Tití es alegre, positiva y siempre canta. Tengo la firme convicción de que le pasan cosas buenas porque, pase lo que pase, ella siempre lo acepta con buena cara. Tiene una habilidad fascinante para darle la vuelta a las cosas y coger lo bueno. La vida le ha traído momentos no tan alegres, pero ella se repone y sigue andando.
Hay muchos platos que los relaciono con ella, como la carne con papas, a la que solo le pone muchísima cebolla, y que más te vale que tengas un buen pan al lado para que puedas mojar bien en la salsa. Pero, de casi todas las comidas que me la traen a la mente, hay una en particular: los mejillones tigre. Supongo que la primera vez que los probé fue porque ella los trajo a casa, en alguna de las reuniones que hacemos.
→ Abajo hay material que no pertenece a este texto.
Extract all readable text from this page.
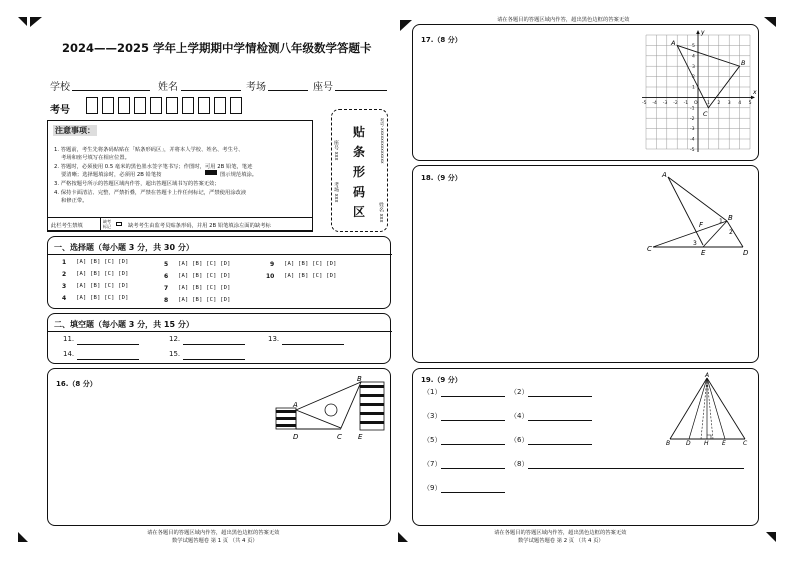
2024——2025 学年上学期期中学情检测八年级数学答题卡
学校	姓名	考场	座号
考号
注意事项：
1. 答题前，考生先将条码贴贴在「贴条形码区」，并将本人学校、姓名、考生号、
考场和座号填写在相应位置。
2. 答题时，必须使用 0.5 毫米的黑色墨水签字笔书写；作图时，可用 2B 铅笔，笔迹
要清晰；选择题填涂时，必须用 2B 铅笔按	图示规范填涂。
3. 严格按题号所示的答题区域内作答，超出答题区域书写的答案无效；
4. 保持卡面清洁、完整，严禁折叠，严禁在答题卡上作任何标记，严禁使用涂改液
和修正带。
此栏考生禁填
缺考标记	缺考考生由监考员贴条形码，并用 2B 铅笔填涂左面的缺考标
贴
条
形
码
区
座号 xxx
考场 xxx
考号 xxxxxxxxxxxxxx
姓名 xxx
一、选择题（每小题 3 分，共 30 分）
1 [A] [B] [C] [D]
2 [A] [B] [C] [D]
3 [A] [B] [C] [D]
4 [A] [B] [C] [D]
5 [A] [B] [C] [D]
6 [A] [B] [C] [D]
7 [A] [B] [C] [D]
8 [A] [B] [C] [D]
9 [A] [B] [C] [D]
10 [A] [B] [C] [D]
二、填空题（每小题 3 分，共 15 分）
11.	12.	13.
14.	15.
16.（8 分）
A
B
C
D	E
请在各题目的答题区域内作答，超出黑色边框的答案无效
数学试题答题卷 第 1 页 （共 4 页）
请在各题目的答题区域内作答，超出黑色边框的答案无效
17.（8 分）
x
y
-5 -4 -3 -2 -1 O 1 2 3 4 5
5
4
3
2
1
-1
-2
-3
-4
-5
A
B
C
18.（9 分）	A
B
C	D
E
F	1
2
3
19.（9 分）
A
B	D H E	C
（1）	（2）
（3）	（4）
（5）	（6）
（7）	（8）
（9）
请在各题目的答题区域内作答，超出黑色边框的答案无效
数学试题答题卷 第 2 页 （共 4 页）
Los mejillones tigre son una especie de croqueta que se sirve dentro de la concha del mejillón. Se fríe un poco de cebolla y pimiento verde cortado chiquitito. Cuando esté bien pochado, se añaden los mejillones, que están cocidos previamente y que hemos cortado también muy pequeñito. Añadiremos un par de cucharadas de tomate frito casero y reservamos. Aparte hacemos una bechamel ligera. La mitad de esta bechamel la añadiremos al relleno que tenemos apartado. Con esto, rellenaremos las conchas de los mejillones y naparemos (esta palabra la aprendí de Tití), con la bechamel restante. Dejaremos en la nevera las conchas rellenadas un par de horas. Luego, empanamos con pan y huevo y freímos en aceite bien caliente.
De Tití trato de copiar sus recetas y sus ganas de vivir, de cantar y de bailar; su capacidad de tirar para adelante y las ganas de reír siempre. Aunque no siempre me sale bien.